Kenneth Barnes was "intimately involved" in the plot and not just a minor player, U.S. District Judge Sean McLaughlin said. Barnes suggested bomb parts, provided magazine articles about bomb making and was present when the bomb was put on Brian Wells before he robbed a bank in 2003, McLaughlin said.
Barnes, 55, of Erie, apologized to Wells' family before the sentence was imposed.
"What happened to him was something that wasn't supposed to happen," Barnes said.
Barnes had pleaded guilty in September to using a destructive device during a crime of violence and conspiracy to commit bank robbery. The prison term was beyond the 30-year mandatory minimum. Barnes had maintained his innocence until prosecutors offered to drop a charge of armed bank robbery, which carried with it a potential life sentence, reports CBS station WSEE in Erie.
Prosecutors have concluded that Wells initially was an active member in the scheme, but was coerced as the plot unfolded. When he realized the bomb was real, he refused to put it on and did so only after being threatened with a gun, prosecutors have said.
Wells' family, however, continues to assert that he was an innocent victim who had no role in planning the robbery.

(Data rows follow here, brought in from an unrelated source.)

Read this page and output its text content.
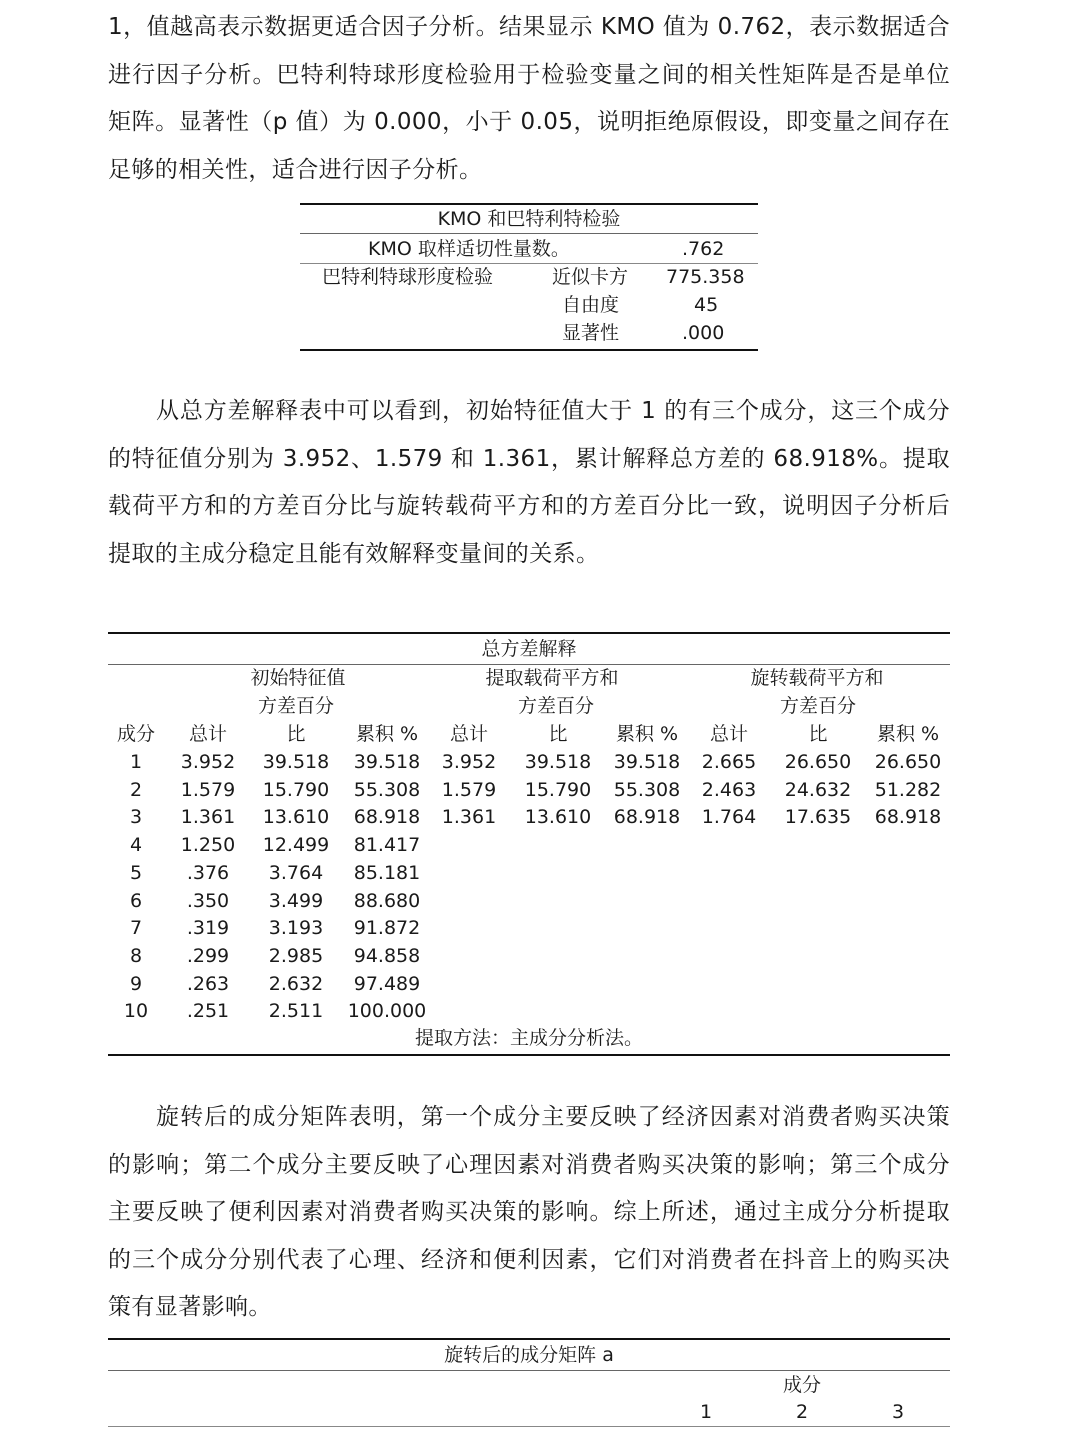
1，值越高表示数据更适合因子分析。结果显示 KMO 值为 0.762，表示数据适合进行因子分析。巴特利特球形度检验用于检验变量之间的相关性矩阵是否是单位矩阵。显著性（p 值）为 0.000，小于 0.05，说明拒绝原假设，即变量之间存在足够的相关性，适合进行因子分析。

KMO 和巴特利特检验
KMO 取样适切性量数。	.762
巴特利特球形度检验	近似卡方 775.358
自由度	45
显著性	.000

从总方差解释表中可以看到，初始特征值大于 1 的有三个成分，这三个成分的特征值分别为 3.952、1.579 和 1.361，累计解释总方差的 68.918%。提取载荷平方和的方差百分比与旋转载荷平方和的方差百分比一致，说明因子分析后提取的主成分稳定且能有效解释变量间的关系。

总方差解释
初始特征值	提取载荷平方和	旋转载荷平方和
方差百分	方差百分	方差百分
成分	总计	比	累积 %	总计	比	累积 %	总计	比	累积 %
1	3.952	39.518	39.518	3.952	39.518	39.518	2.665	26.650	26.650
2	1.579	15.790	55.308	1.579	15.790	55.308	2.463	24.632	51.282
3	1.361	13.610	68.918	1.361	13.610	68.918	1.764	17.635	68.918
4	1.250	12.499	81.417
5	.376	3.764	85.181
6	.350	3.499	88.680
7	.319	3.193	91.872
8	.299	2.985	94.858
9	.263	2.632	97.489
10	.251	2.511	100.000
提取方法：主成分分析法。

旋转后的成分矩阵表明，第一个成分主要反映了经济因素对消费者购买决策的影响；第二个成分主要反映了心理因素对消费者购买决策的影响；第三个成分主要反映了便利因素对消费者购买决策的影响。综上所述，通过主成分分析提取的三个成分分别代表了心理、经济和便利因素，它们对消费者在抖音上的购买决策有显著影响。

旋转后的成分矩阵 a
成分
1	2	3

His sister Jean Heid said in court Wednesday that he was "forced to play the role of the bomb hostage in an evil, sadistic, barbaric plot Ken Barnes and others premeditated, planned and executed that sunny day." Barnes, wearing an orange prison uniform, rocked back and forth in his seat gently as she spoke.
Heid said her family is angry not only that authorities implicated Wells in the plot, but that prosecutors have filed no murder charges for his death.
The investigation into the convoluted scheme began when Wells, 46, walked into a PNC Bank branch on the outskirts of Erie on Aug. 28, 2003, with a pipe bomb locked onto his neck. He presented a teller with a note demanding money and walked away with about $8,700.
Wells was cornered by police a short time later and told officers the bomb had been put on his neck at gunpoint. It exploded, killing him, as officers waited for a bomb squad to arrive.
U.S. Attorney Mary Beth Buchanan called Barnes' sentence "appropriate and just." She also reiterated prosecutors' conclusion that Wells was involved in the plot, saying his family's contentions "are overwhelmingly contradicted by the evidence."
"While he may have been unwilling in the final act, when the collar was forcibly attached to his neck, he continued forth with the robbery," threatening the safety of bank tellers, customers and others, Buchanan said.
The plot's alleged mastermind, Marjorie Diehl-Armstrong, 59, is awaiting an exam to determine if she is mentally competent to stand trial.
Barnes has agreed to testify against her. Barnes' attorney, Alison Scarpitti, said the long sentence was expected, though she hopes it may eventually be reduced because of his cooperation.
Prosecutors said Diehl-Armstrong was angry with her father about an inheritance dispute and wanted to rob a bank to raise money to pay Barnes to kill him. Barnes told investigators he was to get a $100,000 down payment and be paid $200,000 to kill her father.
Diehl-Armstrong is serving a seven- to 20-year prison sentence for killing her boyfriend, 45-year-old James Roden, to keep him silent about the bank robbery scheme. She pleaded guilty but mentally ill in that case.
An ex-boyfriend, William Rothstein, got timers from Diehl-Armstrong for the time bomb and called in a phony pizza order used to bring Wells to a secluded dead-end road, according the indictment. Rothstein has since died of cancer.